A society that has lost its capacity for self-control will only get worse. The Bible is clear that we humans have the responsibility to control our passions and desires. Paul recognized that a degenerating people would progressively lack the power to say no. They would also behave in an uncivilized way, brutally, and have disdain for those who would uphold good behavior. 

Paul turns his attention to the active involvement of a derailed society in betrayal of trust and headstrong or rash actions. Betrayal is all too common a human experience. Husband betrays wife, and wife husband, employer-employee relationships suffer, children and parents destroy their ties. And rash, ill-considered actions typify so much of what we read about and see.

The final three indicators of an age that is moving to a climax include haughtiness or conceit, loving pleasure above God and displaying hypocrisy in relation to God.
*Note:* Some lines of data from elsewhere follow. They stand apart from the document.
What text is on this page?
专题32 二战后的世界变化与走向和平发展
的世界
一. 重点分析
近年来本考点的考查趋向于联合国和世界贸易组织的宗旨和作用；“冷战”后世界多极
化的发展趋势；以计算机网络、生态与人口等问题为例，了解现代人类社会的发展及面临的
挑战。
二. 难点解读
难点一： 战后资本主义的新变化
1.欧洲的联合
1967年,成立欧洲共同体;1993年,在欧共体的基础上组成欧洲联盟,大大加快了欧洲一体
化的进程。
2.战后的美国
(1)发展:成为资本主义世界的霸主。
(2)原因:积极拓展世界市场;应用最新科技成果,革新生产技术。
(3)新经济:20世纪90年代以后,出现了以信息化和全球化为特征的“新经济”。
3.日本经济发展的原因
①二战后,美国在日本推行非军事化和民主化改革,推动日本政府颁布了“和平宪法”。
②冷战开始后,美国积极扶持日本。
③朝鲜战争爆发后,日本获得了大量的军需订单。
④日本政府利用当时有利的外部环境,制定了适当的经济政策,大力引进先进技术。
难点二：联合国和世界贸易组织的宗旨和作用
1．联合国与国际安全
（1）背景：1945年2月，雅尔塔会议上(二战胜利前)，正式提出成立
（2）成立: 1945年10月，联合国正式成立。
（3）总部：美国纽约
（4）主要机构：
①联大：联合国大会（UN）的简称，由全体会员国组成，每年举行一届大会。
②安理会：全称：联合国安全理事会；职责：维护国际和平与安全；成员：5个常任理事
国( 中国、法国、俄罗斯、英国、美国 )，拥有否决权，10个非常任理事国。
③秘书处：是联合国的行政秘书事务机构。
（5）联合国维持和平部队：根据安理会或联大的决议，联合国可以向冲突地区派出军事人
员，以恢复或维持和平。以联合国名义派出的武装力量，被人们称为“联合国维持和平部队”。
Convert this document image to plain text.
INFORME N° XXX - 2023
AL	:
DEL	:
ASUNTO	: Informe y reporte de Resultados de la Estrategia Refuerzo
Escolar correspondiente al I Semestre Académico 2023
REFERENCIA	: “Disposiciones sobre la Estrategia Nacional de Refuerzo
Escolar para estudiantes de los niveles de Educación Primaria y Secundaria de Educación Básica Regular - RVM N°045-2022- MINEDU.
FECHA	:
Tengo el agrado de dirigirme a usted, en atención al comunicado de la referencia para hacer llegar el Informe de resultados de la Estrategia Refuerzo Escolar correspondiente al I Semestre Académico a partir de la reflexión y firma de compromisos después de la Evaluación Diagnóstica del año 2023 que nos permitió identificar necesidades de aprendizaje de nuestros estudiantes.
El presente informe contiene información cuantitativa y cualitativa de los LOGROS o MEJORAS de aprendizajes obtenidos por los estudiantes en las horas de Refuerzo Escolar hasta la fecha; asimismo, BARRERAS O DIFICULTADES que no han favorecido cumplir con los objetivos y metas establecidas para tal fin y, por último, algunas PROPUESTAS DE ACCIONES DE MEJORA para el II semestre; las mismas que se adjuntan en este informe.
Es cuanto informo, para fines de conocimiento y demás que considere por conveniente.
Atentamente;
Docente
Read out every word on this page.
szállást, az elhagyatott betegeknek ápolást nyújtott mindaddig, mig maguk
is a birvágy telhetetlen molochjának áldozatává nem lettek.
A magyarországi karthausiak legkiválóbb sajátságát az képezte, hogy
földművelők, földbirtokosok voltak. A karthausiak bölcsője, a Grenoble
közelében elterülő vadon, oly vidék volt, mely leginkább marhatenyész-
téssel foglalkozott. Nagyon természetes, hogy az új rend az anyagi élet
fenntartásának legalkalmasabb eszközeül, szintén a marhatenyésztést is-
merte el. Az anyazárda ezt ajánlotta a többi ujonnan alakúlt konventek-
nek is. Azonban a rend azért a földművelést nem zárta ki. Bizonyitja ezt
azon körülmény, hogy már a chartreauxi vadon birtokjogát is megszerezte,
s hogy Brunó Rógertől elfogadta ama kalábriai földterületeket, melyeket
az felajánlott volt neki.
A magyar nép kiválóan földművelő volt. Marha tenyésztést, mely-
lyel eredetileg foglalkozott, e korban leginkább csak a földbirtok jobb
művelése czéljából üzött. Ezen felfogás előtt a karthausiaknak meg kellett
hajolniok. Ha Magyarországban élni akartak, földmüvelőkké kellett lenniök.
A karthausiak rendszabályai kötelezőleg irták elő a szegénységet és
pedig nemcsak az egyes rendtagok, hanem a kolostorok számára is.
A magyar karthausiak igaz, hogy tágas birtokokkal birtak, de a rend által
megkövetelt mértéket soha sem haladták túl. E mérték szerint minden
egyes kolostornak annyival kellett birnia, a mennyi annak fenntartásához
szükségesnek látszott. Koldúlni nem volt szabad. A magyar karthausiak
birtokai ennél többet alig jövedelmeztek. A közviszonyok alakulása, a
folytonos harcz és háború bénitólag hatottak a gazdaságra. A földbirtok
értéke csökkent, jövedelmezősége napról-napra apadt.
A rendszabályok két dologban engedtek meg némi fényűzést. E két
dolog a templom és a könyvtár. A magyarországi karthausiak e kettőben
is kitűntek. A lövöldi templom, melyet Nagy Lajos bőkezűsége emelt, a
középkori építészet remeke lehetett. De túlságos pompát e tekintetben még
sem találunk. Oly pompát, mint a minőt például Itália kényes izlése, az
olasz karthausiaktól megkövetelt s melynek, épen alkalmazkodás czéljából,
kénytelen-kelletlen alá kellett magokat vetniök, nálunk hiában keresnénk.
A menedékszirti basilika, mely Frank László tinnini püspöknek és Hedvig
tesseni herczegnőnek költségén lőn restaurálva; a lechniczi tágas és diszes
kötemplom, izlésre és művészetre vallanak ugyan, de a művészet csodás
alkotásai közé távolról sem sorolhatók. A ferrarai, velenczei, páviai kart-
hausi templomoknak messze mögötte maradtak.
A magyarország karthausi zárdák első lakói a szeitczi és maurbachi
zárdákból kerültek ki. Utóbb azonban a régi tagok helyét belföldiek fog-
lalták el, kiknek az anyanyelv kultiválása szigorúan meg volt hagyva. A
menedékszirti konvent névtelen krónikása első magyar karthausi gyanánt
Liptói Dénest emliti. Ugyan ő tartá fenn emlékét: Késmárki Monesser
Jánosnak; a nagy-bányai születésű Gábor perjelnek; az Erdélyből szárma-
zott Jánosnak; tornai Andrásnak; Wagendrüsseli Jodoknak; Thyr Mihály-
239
Surely the lack of humility present in a godless time prevails. The desire for endless self-gratification has accelerated in the past 30 years. And yet there is the popular notion that more people are somehow in pursuit of the spiritual. Paul is unequivocal that it is possible to have a form of godliness, but no substance. Modern man has achieved the triumph of image over reality. We are not spirit-led in any real sense. We are victims of our own excess.Seeing and reading the daily news with this Pauline filter in place convinces us that there is a degradation of the human spirit in progress. Its course is not inevitable at the individual level. You and I can choose to act otherwise. As Paul said in conclusion: "From such people turn away!"

What is the value of these 19 points from an initially private letter to a colleague 2000 years ago? Much, if we are prepared to take on board Paul's significant and life-saving advice. We must remove our minds far from these 19 characteristics. As we are continuing to see, the analysis of social conditions from the Biblical and prophetic perspective provides realism and hope.